第36話 他国からの訪問者

「一体何をしていんだい。あんた達?」と。


隊列の一番後ろの女性へと、声をかける多の国の女王ライ──。


この辺りの小国や領主、族長達から、【雷神ライ】と、恐れられている多の国の女王ライなのだが。
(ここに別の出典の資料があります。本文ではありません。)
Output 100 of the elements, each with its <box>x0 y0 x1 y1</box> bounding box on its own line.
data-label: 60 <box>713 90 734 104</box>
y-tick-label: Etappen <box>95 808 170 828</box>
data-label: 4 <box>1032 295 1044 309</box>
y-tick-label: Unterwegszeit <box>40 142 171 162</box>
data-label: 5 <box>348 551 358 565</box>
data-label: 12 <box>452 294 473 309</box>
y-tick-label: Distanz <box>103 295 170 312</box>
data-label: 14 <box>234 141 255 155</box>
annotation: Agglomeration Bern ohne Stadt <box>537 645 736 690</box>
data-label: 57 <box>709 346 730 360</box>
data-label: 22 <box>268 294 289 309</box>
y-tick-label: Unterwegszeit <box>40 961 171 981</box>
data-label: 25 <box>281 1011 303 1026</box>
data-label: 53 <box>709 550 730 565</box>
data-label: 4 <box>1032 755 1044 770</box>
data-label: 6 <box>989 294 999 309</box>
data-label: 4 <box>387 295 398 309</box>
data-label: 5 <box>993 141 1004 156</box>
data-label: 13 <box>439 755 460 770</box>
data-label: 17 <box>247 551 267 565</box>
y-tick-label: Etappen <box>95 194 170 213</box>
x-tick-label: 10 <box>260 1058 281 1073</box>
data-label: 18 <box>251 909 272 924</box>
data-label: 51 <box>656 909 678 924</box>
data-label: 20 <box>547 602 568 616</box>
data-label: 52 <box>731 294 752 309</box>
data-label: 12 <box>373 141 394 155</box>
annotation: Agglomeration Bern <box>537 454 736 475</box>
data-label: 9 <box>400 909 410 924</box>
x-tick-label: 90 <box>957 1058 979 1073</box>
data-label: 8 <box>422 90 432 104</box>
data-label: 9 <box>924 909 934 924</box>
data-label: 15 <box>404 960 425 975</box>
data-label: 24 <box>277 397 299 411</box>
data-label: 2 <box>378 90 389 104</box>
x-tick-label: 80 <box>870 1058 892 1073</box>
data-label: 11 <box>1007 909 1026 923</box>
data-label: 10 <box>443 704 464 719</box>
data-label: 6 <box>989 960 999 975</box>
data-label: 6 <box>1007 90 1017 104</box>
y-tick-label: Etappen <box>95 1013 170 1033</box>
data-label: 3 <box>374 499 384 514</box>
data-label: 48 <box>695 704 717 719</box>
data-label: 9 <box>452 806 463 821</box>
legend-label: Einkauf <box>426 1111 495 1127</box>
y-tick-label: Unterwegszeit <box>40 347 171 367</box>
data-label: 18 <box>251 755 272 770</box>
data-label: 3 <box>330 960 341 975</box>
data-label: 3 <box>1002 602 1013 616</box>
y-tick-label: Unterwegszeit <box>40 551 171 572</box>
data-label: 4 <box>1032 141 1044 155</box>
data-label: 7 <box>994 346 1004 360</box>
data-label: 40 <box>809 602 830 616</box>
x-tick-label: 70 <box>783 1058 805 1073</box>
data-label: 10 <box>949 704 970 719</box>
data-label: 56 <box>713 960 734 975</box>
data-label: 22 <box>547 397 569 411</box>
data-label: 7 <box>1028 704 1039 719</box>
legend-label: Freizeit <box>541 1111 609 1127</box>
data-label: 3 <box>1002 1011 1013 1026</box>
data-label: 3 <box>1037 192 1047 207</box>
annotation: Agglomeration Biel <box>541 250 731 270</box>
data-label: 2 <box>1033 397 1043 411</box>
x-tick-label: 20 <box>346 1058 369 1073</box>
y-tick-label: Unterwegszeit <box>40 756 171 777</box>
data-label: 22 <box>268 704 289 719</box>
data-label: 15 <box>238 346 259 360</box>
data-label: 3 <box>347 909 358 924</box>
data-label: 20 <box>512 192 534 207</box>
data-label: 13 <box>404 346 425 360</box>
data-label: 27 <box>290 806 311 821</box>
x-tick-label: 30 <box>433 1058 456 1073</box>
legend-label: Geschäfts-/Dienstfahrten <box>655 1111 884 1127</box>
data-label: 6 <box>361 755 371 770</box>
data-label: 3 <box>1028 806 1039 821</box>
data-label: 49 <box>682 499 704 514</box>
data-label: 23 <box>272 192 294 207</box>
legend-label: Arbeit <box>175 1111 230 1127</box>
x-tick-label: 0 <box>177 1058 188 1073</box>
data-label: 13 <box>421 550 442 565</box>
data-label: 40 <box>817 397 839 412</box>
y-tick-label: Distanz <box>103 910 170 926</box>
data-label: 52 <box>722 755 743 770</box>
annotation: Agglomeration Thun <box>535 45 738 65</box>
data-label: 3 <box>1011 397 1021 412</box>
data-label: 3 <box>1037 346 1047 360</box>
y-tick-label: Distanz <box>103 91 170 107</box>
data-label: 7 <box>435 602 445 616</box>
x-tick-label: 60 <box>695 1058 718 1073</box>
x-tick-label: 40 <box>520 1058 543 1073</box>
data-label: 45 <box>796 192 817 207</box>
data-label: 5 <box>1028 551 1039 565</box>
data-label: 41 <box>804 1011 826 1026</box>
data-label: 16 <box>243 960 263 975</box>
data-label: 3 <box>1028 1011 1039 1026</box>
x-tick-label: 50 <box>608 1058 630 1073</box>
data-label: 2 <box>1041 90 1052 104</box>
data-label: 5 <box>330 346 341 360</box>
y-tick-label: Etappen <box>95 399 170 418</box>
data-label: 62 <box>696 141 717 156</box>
相変わらず、自身の瞳を輝かせながら興味津々に最後尾を歩く、未だ幼さも残るオーク種族の少女へと問うのだよ。


すると少女は、自身の首を傾げながら。


今更何で自分自身に対して、そんな事を問いかけてくるのだ? と、でも言いたい。


告げたい顔と声色でね。


「私達の旦那様に下着や衣服を洗ってもらう為についていっているんでしょうに。何で今更貴女は私に対して、そんな事を聞いてくるの?」


多の国の女王ライに尋ねられた、問われた少女は、大変に不機嫌極まりないと言うか?


今更何で自分に対して、ごく当たり前の事を問うのか? と、言わんばかりの顔で、ライへと告げてくる。


だからライは、「ごめん、ごめん。悪かったよ」と。


「あっ、ははっ」と、少女に笑って誤魔化しながら一度隊列から離れて歩き始めるのだ。


それも「うぅ~ん、うぅ~ん」と、唸り声──。


(この達は皆、この列の最前列にいる他種族の少年の妻のようだけれど。先頭を歩く少年は、一体何者なのだろうか?)と。


ライは思うのだ。


だから彼女は、考える人へと変わりながら歩行を続ける。


でも考える、思案を続けても、意味が余りないようだから、取り敢えずライは、思案をするのは辞めて、最前列へと早足で向かってみる事にしたのだった。


最前列の戦闘を歩く少年がどんな顔、容姿をしているのか、確認をする為にね。